A HOUSING development featuring a mix of affordable and market housing on a site approved for housing has been given the go-ahead in Long Preston, despite resistance from the community’s leaders.
While such developments are wanted by many communities in the national park, a meeting of the Yorkshire Dales National Park Authority’s planning committee heard Long Preston Parish Council had objected to the scheme on several grounds.
Building a greater number of new homes in the national park is among the key objectives of the protected area’s management plan, with the authority pledging to work with councils, landowners, developers and local communities to try to help make this happen.
The plan states the park needs more housing to sustain its population, which is going into decline, to support the economy, the communities and the facilities they rely on, such as schools.
Despite this, relatively few housing developments are brought forward by developers, partly due to the added difficulties of building in a national park.

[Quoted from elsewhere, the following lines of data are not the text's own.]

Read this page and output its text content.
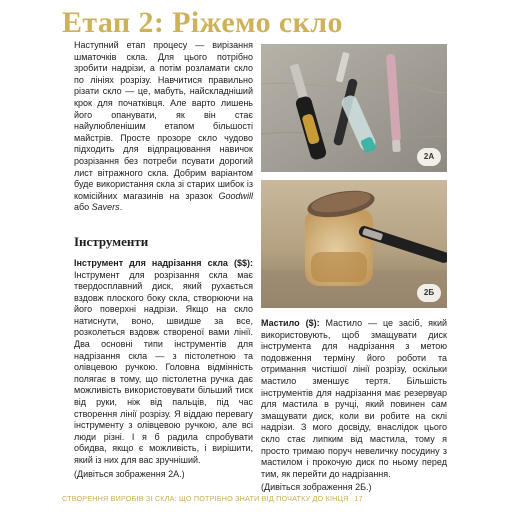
Етап 2: Ріжемо скло

Наступний етап процесу — вирізання шматочків скла. Для цього потрібно зробити надрізи, а потім розламати скло по лініях розрізу. Навчитися правильно різати скло — це, мабуть, найскладніший крок для початківця. Але варто лишень його опанувати, як він стає найулюбленішим етапом більшості майстрів. Просте прозоре скло чудово підходить для відпрацювання навичок розрізання без потреби псувати дорогий лист вітражного скла. Добрим варіантом буде використання скла зі старих шибок із комісійних магазинів на зразок Goodwill або Savers.

Інструменти

Інструмент для надрізання скла ($$): Інструмент для розрізання скла має твердосплавний диск, який рухається вздовж плоского боку скла, створюючи на його поверхні надрізи. Якщо на скло натиснути, воно, швидше за все, розколеться вздовж створеної вами лінії. Два основні типи інструментів для надрізання скла — з пістолетною та олівцевою ручкою. Головна відмінність полягає в тому, що пістолетна ручка дає можливість використовувати більший тиск від руки, ніж від пальців, під час створення лінії розрізу. Я віддаю перевагу інструменту з олівцевою ручкою, але всі люди різні. І я б радила спробувати обидва, якщо є можливість, і вирішити, який із них для вас зручніший.

(Дивіться зображення 2A.)

2A
2Б

Мастило ($): Мастило — це засіб, який використовують, щоб змащувати диск інструмента для надрізання з метою подовження терміну його роботи та отримання чистішої лінії розрізу, оскільки мастило зменшує тертя. Більшість інструментів для надрізання має резервуар для мастила в ручці, який повинен сам змащувати диск, коли ви робите на склі надрізи. З мого досвіду, внаслідок цього скло стає липким від мастила, тому я просто тримаю поруч невеличку посудину з мастилом і прокочую диск по ньому перед тим, як перейти до надрізання.

(Дивіться зображення 2Б.)

СТВОРЕННЯ ВИРОБІВ ЗІ СКЛА: ЩО ПОТРІБНО ЗНАТИ ВІД ПОЧАТКУ ДО КІНЦЯ 17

The meeting heard although the site, in the conservation area of Long Preston, near Settle, was being used as a public open space, it had been allocated in the national park’s Local Plan development blueprint as suitable for building up to nine homes.
Authority members were told the proposed ten-home development would include terraces of houses facing the A65 and feature two single bed apartments for affordable rent to be transferred to a Housing Association and First Homes, a kind of discounted market sale housing defined in national guidelines as “affordable housing”.
The proposed development also features a home with a principal residency restriction, to prevent it becoming a second or holiday home.
The meeting was told the rest of the properties would be offered on the open market, including two detached four-bedroom homes.
Members were told the parish council had requested a payment or agreement from the developer to replace the lost open space with additional space, despite the site not being identified as an Important Open Space through the Local Plan process.
The meeting was told the parish council’s objections also related to “the lack of parking spaces” and how the development, which would include 20 parking spaces, may add to parking pressures placed in the surrounding area.
Officers told the meeting they had concluded the proposed access road had adequate visibility, and the number of proposed car parking spaces means that the development would not impact on road safety.
They said the proposed development would meet the aims of the Local Plan’s policy on settlements.
Ahead of members approving the scheme, member David Ireton, the chairman of North Yorkshire Council, said: “This application seems to tick all the boxes that we would expect on an allocation site.”